Signed-off-by: Mohamed Khalfella <mkhalfella@xxxxxxxxxxxxxxx>
---
drivers/nvme/host/tcp.c | 52 +++++++++++++++++++++++++++++++++++------
1 file changed, 45 insertions(+), 7 deletions(-)
diff --git a/drivers/nvme/host/tcp.c b/drivers/nvme/host/tcp.c
index 9a96df1a511c..ec9a713490a9 100644
--- a/drivers/nvme/host/tcp.c
+++ b/drivers/nvme/host/tcp.c
@@ -193,7 +193,7 @@ struct nvme_tcp_ctrl {
struct sockaddr_storage src_addr;
struct nvme_ctrl ctrl;
- struct work_struct err_work;
+ struct delayed_work err_work;
struct delayed_work connect_work;
struct nvme_tcp_request async_req;
u32 io_queues[HCTX_MAX_TYPES];
@@ -611,11 +611,12 @@ static void nvme_tcp_init_recv_ctx(struct nvme_tcp_queue *queue)
static void nvme_tcp_error_recovery(struct nvme_ctrl *ctrl)
{
- if (!nvme_change_ctrl_state(ctrl, NVME_CTRL_RESETTING))
+ if (!nvme_change_ctrl_state(ctrl, NVME_CTRL_RECOVERING) &&
+ !nvme_change_ctrl_state(ctrl, NVME_CTRL_RESETTING))
This warrants an explanation. It is not clear at all why we should allow two different
transitions to allow error recovery to start...
return;
dev_warn(ctrl->device, "starting error recovery\n");
- queue_work(nvme_reset_wq, &to_tcp_ctrl(ctrl)->err_work);
+ queue_delayed_work(nvme_reset_wq, &to_tcp_ctrl(ctrl)->err_work, 0);
}
static int nvme_tcp_process_nvme_cqe(struct nvme_tcp_queue *queue,
@@ -2470,12 +2471,48 @@ static void nvme_tcp_reconnect_ctrl_work(struct work_struct *work)

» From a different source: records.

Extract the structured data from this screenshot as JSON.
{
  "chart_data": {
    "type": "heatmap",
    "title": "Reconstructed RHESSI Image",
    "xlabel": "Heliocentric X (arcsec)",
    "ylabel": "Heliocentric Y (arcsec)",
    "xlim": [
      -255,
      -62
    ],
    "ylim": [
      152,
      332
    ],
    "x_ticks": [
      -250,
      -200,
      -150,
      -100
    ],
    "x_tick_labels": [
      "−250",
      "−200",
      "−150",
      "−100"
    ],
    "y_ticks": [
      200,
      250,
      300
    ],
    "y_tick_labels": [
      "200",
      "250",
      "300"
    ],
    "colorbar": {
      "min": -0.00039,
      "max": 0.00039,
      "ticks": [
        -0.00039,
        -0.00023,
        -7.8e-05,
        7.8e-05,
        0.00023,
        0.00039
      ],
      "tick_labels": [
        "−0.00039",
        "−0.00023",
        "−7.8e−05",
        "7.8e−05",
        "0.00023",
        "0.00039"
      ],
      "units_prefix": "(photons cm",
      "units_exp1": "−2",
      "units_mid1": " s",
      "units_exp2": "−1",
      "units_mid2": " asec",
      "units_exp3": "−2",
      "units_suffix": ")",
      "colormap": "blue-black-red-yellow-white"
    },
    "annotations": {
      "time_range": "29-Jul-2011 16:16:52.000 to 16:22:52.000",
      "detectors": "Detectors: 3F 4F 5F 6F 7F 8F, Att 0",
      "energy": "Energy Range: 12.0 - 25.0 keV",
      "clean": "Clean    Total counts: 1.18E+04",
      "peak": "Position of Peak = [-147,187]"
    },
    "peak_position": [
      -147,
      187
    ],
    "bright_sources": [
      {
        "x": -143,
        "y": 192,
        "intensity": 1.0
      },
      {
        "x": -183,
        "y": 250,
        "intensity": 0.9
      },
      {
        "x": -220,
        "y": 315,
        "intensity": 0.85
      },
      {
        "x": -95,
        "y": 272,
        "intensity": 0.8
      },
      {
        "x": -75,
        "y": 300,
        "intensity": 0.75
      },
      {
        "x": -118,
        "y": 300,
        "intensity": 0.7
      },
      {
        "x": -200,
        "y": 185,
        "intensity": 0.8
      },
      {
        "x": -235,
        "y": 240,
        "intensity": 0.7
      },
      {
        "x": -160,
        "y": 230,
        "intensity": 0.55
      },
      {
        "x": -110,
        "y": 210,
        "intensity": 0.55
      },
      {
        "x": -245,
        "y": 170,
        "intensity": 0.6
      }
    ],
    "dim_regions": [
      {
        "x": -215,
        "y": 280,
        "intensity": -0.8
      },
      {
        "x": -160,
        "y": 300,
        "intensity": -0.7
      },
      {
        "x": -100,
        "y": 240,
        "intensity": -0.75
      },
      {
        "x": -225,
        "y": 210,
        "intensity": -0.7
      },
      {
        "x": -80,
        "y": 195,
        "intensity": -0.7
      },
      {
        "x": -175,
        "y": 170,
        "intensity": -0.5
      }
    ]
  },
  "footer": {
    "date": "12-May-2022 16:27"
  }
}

nvme_tcp_reconnect_or_remove(ctrl, ret);
}
+static int nvme_tcp_recover_ctrl(struct nvme_ctrl *ctrl)
+{
+ unsigned long rem;
+
+ if (test_and_clear_bit(NVME_CTRL_RECOVERED, &ctrl->flags)) {
+ dev_info(ctrl->device, "completed time-based recovery\n");
+ goto done;
+ }
This is also not clear, why should we get here when NVME_CTRL_RECOVERED is set?
+
+ rem = nvme_recover_ctrl(ctrl);
+ if (!rem)
+ goto done;
+
+ if (!ctrl->cqt) {
+ dev_info(ctrl->device,
+ "CCR failed, CQT not supported, skip time-based recovery\n");
+ goto done;
+ }
+
+ dev_info(ctrl->device,
+ "CCR failed, switch to time-based recovery, timeout = %ums\n",
+ jiffies_to_msecs(rem));
+ set_bit(NVME_CTRL_RECOVERED, &ctrl->flags);
+ queue_delayed_work(nvme_reset_wq, &to_tcp_ctrl(ctrl)->err_work, rem);
+ return -EAGAIN;
I don't think that reusing the same work to handle two completely different things
is the right approach here.
How about splitting to fence_work and err_work? That should eliminate some of the
ctrl state inspections and simplify error recovery.
+
+done:
+ nvme_end_ctrl_recovery(ctrl);
+ return 0;
+}
+
static void nvme_tcp_error_recovery_work(struct work_struct *work)
{
- struct nvme_tcp_ctrl *tcp_ctrl = container_of(work,
+ struct nvme_tcp_ctrl *tcp_ctrl = container_of(to_delayed_work(work),
struct nvme_tcp_ctrl, err_work);
struct nvme_ctrl *ctrl = &tcp_ctrl->ctrl;
+ if (nvme_ctrl_state(ctrl) == NVME_CTRL_RECOVERING) {
+ if (nvme_tcp_recover_ctrl(ctrl))
+ return;
+ }
+
Yea, I think we want to rework the current design.